Blogueurs québécois sous surveillance

par Michel Monette
jeudi 8 mars 2007

Le Net prend une importance grandissante lors des campagnes électorales. Le Québec qui ira aux urnes le 26 mars prochain n’échappe pas à cette réalité. Plusieurs sites Web de médias consacrent des sections spéciales à la couverture des élections. Plusieurs blogueurs discutent des enjeux électoraux, non sans se demander s’ils ne seront pas rappelés à l’ordre. La loi électorale du Québec, votée il y a trente ans, est à l’origine de cette crainte.

La loi électorale du Québec prévoit un contrôle strict des dépenses électorales, c’est-à-dire du "coût de tout bien ou service utilisé pendant une période électorale pour favoriser ou défavoriser directement ou indirectement l’élection d’un candidat ou celle des candidats d’un parti". Une dépense électorale doit être autorisée par l’agent officiel du candidat ou du parti qui la fait.

Toutefois, un électeur ou un groupe d’électeurs peuvent effectuer des dépenses de publicité pour faire connaître une opinion sur un sujet d’intérêt public ou pour prôner l’abstention ou l’annulation du vote. La loi précise que ces "intervenants particuliers" ne doivent ni favoriser, ni défavoriser un candidat ou un parti dans leurs dépenses de publicité.

Qu’advient-il si un électeur diffuse son opinion sur le Web ? Avec la facilité de diffusion qu’offrent les blogs, le poscasting, le vodcasting et les sites où sont accessibles des vidéos maison, la question est rapidement venue hanter le directeur général des élections (DGE) du Québec.

Celui-ci a fait savoir par voie de communiqué, le 22 février dernier , qu’il a l’obligation d’examiner le coût de tout ce qui peut être assimilé à une dépense publicitaire, afin d’assurer le respect de la loi, lorsqu’une plainte est déposée.

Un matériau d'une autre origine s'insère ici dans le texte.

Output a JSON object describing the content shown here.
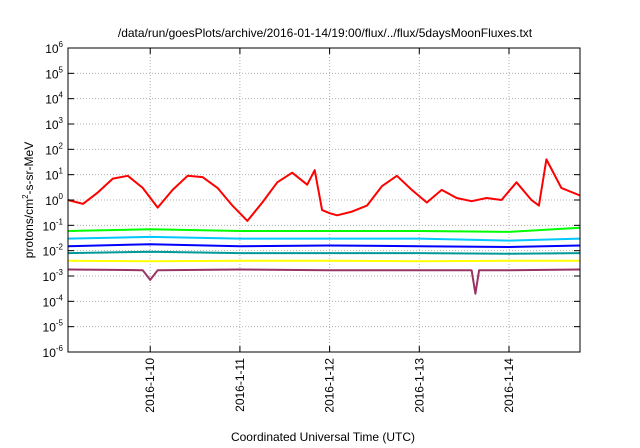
{
  "chart_data": {
    "type": "line",
    "title": "/data/run/goesPlots/archive/2016-01-14/19:00/flux/../flux/5daysMoonFluxes.txt",
    "xlabel": "Coordinated Universal Time (UTC)",
    "ylabel": {
      "base": "protons/cm",
      "sup": "2",
      "rest": "-s-sr-MeV"
    },
    "xlim": [
      "2016-01-09T02:00",
      "2016-01-14T19:00"
    ],
    "xticks": [
      "2016-1-10",
      "2016-1-11",
      "2016-1-12",
      "2016-1-13",
      "2016-1-14"
    ],
    "yscale": "log",
    "ylim": [
      1e-06,
      1000000.0
    ],
    "yticks": [
      {
        "base": "10",
        "exp": "6"
      },
      {
        "base": "10",
        "exp": "5"
      },
      {
        "base": "10",
        "exp": "4"
      },
      {
        "base": "10",
        "exp": "3"
      },
      {
        "base": "10",
        "exp": "2"
      },
      {
        "base": "10",
        "exp": "1"
      },
      {
        "base": "10",
        "exp": "0"
      },
      {
        "base": "10",
        "exp": "-1"
      },
      {
        "base": "10",
        "exp": "-2"
      },
      {
        "base": "10",
        "exp": "-3"
      },
      {
        "base": "10",
        "exp": "-4"
      },
      {
        "base": "10",
        "exp": "-5"
      },
      {
        "base": "10",
        "exp": "-6"
      }
    ],
    "grid": true,
    "legend": "none",
    "series": [
      {
        "color": "#ff0000",
        "x": [
          "2016-01-09T02:00",
          "2016-01-09T06:00",
          "2016-01-09T10:00",
          "2016-01-09T14:00",
          "2016-01-09T18:00",
          "2016-01-09T22:00",
          "2016-01-10T02:00",
          "2016-01-10T06:00",
          "2016-01-10T10:00",
          "2016-01-10T14:00",
          "2016-01-10T18:00",
          "2016-01-10T22:00",
          "2016-01-11T02:00",
          "2016-01-11T06:00",
          "2016-01-11T10:00",
          "2016-01-11T14:00",
          "2016-01-11T18:00",
          "2016-01-11T20:00",
          "2016-01-11T22:00",
          "2016-01-12T00:00",
          "2016-01-12T02:00",
          "2016-01-12T06:00",
          "2016-01-12T10:00",
          "2016-01-12T14:00",
          "2016-01-12T18:00",
          "2016-01-12T22:00",
          "2016-01-13T02:00",
          "2016-01-13T06:00",
          "2016-01-13T10:00",
          "2016-01-13T14:00",
          "2016-01-13T18:00",
          "2016-01-13T22:00",
          "2016-01-14T02:00",
          "2016-01-14T06:00",
          "2016-01-14T08:00",
          "2016-01-14T10:00",
          "2016-01-14T14:00",
          "2016-01-14T19:00"
        ],
        "y": [
          1.0,
          0.7,
          2.0,
          7.0,
          9.0,
          3.0,
          0.5,
          2.5,
          9.0,
          8.0,
          3.0,
          0.6,
          0.15,
          0.8,
          5.0,
          12.0,
          4.0,
          15.0,
          0.4,
          0.3,
          0.25,
          0.35,
          0.6,
          3.5,
          9.0,
          2.5,
          0.8,
          2.5,
          1.2,
          0.9,
          1.2,
          1.0,
          5.0,
          1.0,
          0.6,
          40.0,
          3.0,
          1.5
        ]
      },
      {
        "color": "#00ff00",
        "x": [
          "2016-01-09T02:00",
          "2016-01-10T00:00",
          "2016-01-11T00:00",
          "2016-01-12T00:00",
          "2016-01-13T00:00",
          "2016-01-14T00:00",
          "2016-01-14T19:00"
        ],
        "y": [
          0.06,
          0.07,
          0.06,
          0.06,
          0.06,
          0.055,
          0.08
        ]
      },
      {
        "color": "#00c8ff",
        "x": [
          "2016-01-09T02:00",
          "2016-01-10T00:00",
          "2016-01-11T00:00",
          "2016-01-12T00:00",
          "2016-01-13T00:00",
          "2016-01-14T00:00",
          "2016-01-14T19:00"
        ],
        "y": [
          0.03,
          0.035,
          0.03,
          0.03,
          0.03,
          0.025,
          0.03
        ]
      },
      {
        "color": "#0000ff",
        "x": [
          "2016-01-09T02:00",
          "2016-01-10T00:00",
          "2016-01-11T00:00",
          "2016-01-12T00:00",
          "2016-01-13T00:00",
          "2016-01-14T00:00",
          "2016-01-14T19:00"
        ],
        "y": [
          0.015,
          0.018,
          0.015,
          0.016,
          0.015,
          0.014,
          0.016
        ]
      },
      {
        "color": "#009999",
        "x": [
          "2016-01-09T02:00",
          "2016-01-10T00:00",
          "2016-01-11T00:00",
          "2016-01-12T00:00",
          "2016-01-13T00:00",
          "2016-01-14T00:00",
          "2016-01-14T19:00"
        ],
        "y": [
          0.008,
          0.009,
          0.008,
          0.008,
          0.008,
          0.0075,
          0.008
        ]
      },
      {
        "color": "#ffff00",
        "x": [
          "2016-01-09T02:00",
          "2016-01-10T00:00",
          "2016-01-11T00:00",
          "2016-01-12T00:00",
          "2016-01-13T00:00",
          "2016-01-14T00:00",
          "2016-01-14T19:00"
        ],
        "y": [
          0.004,
          0.0038,
          0.004,
          0.004,
          0.0038,
          0.004,
          0.004
        ]
      },
      {
        "color": "#993366",
        "x": [
          "2016-01-09T02:00",
          "2016-01-09T22:00",
          "2016-01-10T00:00",
          "2016-01-10T02:00",
          "2016-01-11T00:00",
          "2016-01-12T00:00",
          "2016-01-13T14:00",
          "2016-01-13T15:00",
          "2016-01-13T16:00",
          "2016-01-14T00:00",
          "2016-01-14T19:00"
        ],
        "y": [
          0.0018,
          0.0017,
          0.0007,
          0.0017,
          0.0018,
          0.0017,
          0.0017,
          0.0002,
          0.0017,
          0.0017,
          0.0018
        ]
      }
    ]
  }
}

Le DGE aurait préféré ne pas avoir à intervenir et il a d’ailleurs déclaré qu’il ne voulait pas se livrer à une chasse aux sorcières. Bien mal pour lui cependant, des plaintes ont été déposées, ce qui l’a amené à exiger le retrait de vidéos diffusées sur YouTube.

Les vidéos incriminantes étaient l’oeuvre de deux citoyens critiquant la performance du gouvernement sortant, le duo « Les Alarmistes » qui se sont pliés à la demande du DGE, non sans faire connaître leur désaccord.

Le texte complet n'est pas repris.